Voorzichtig ontgrendelde hij de buitendeur. Toen stak hij de kop van de fluwelen poes om de hoek en liet een klaaglijk ‘Miauw!’ horen. Dit kwam voor de inspecteur van Scotland Yard zo volkomen onverwacht, dat hij een stap achteruit deed. ‘O, het is alleen maar een grapje van monsieur Poirot!’ riep de inspecteur uit, toen hij het hoofd van Poirot ontwaarde.

‘Heb je ze te pakken?’ informeerde deze.

‘Ja! Maar ze hadden de spullen niet bij zich.’

‘Juist. Daarom kwamen jullie hier maar eens kijken. Ik sta op het punt om met Hastings te vertrekken, maar eerst wil ik je nog een college geven over de zeden en gewoonten van een van de meest geziene huisdieren: de poes!’

‘In s hemelsnaam, houd op! U lijkt wel gek!’

‘De kat,’ doceerde Poirot, ‘werd al door de oude Egyptenaren aanbeden. Nog heden ten dage heet het een voorteken van geluk wanneer een zwarte poes onze wegen kruist. Deze nacht heeft een zwarte kat jouw pad gekruist, Japp. Het inwendige van mens of dier openlijk ter sprake brengen, geldt in Engeland als minder welopgevoed. Dat is mij bekend. Maar toch zou ik je bijzondere aandacht willen vragen voor de delicate binnenkant van dit exemplaar. Ik heb het over de voering.’
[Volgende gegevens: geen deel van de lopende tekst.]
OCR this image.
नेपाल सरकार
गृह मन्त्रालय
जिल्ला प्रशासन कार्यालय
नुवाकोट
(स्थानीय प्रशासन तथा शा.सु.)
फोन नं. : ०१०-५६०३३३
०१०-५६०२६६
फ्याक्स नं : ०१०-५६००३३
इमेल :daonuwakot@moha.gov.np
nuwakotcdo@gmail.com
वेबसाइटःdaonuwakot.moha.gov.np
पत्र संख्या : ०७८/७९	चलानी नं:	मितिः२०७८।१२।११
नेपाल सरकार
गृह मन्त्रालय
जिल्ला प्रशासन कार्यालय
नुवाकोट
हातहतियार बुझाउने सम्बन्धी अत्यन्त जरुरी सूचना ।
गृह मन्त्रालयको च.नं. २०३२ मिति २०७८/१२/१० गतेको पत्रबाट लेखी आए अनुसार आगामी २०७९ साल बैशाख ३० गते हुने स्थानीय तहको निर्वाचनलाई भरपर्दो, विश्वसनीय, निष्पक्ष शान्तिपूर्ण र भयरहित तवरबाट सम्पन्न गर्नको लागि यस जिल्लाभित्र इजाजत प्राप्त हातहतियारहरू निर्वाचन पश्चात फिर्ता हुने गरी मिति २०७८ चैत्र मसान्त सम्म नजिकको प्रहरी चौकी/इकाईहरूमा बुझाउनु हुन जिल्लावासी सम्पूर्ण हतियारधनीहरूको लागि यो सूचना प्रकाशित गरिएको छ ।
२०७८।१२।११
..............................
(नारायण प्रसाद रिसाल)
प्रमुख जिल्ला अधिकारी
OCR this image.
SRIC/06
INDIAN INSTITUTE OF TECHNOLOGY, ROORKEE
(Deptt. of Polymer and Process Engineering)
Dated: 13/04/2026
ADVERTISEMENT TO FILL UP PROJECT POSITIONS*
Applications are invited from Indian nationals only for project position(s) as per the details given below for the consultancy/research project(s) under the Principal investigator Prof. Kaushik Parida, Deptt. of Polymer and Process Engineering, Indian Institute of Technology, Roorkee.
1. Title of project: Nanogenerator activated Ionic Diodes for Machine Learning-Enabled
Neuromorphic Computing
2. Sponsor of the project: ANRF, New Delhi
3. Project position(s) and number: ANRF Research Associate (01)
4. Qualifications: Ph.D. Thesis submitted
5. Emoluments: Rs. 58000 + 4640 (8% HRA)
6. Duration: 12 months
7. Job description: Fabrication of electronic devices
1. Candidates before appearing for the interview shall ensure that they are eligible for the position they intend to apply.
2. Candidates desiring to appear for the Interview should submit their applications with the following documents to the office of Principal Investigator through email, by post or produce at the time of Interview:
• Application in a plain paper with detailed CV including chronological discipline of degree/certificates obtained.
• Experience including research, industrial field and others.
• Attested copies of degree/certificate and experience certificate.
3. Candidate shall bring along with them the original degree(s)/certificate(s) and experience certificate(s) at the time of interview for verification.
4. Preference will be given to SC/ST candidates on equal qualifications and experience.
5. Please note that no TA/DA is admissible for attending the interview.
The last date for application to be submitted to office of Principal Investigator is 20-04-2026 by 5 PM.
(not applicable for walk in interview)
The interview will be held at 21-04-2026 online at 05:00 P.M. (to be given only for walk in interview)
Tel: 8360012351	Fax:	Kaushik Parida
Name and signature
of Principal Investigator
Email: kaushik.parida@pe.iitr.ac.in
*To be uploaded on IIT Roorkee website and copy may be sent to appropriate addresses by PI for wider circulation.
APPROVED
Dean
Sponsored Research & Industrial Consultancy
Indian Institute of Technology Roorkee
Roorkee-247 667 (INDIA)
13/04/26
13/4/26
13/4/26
Met een plotselinge kreet graaide een collega van Japp het fluwelen beest uit de handen van Poirot. ‘O, ik vergat u voor te stellen, monsieur Poirot, dit is meneer Burt van de Amerikaanse Geheime Dienst.’

De geoefende vingers van de Amerikaan hadden al ontdekt wat hij zocht. Hij stond sprakeloos en kon Poirot alleen maar zijn hand toesteken. Toen kwam hij bij zijn positieven.

‘Aangenaam met u kennis te maken,’ zei meneer Burt.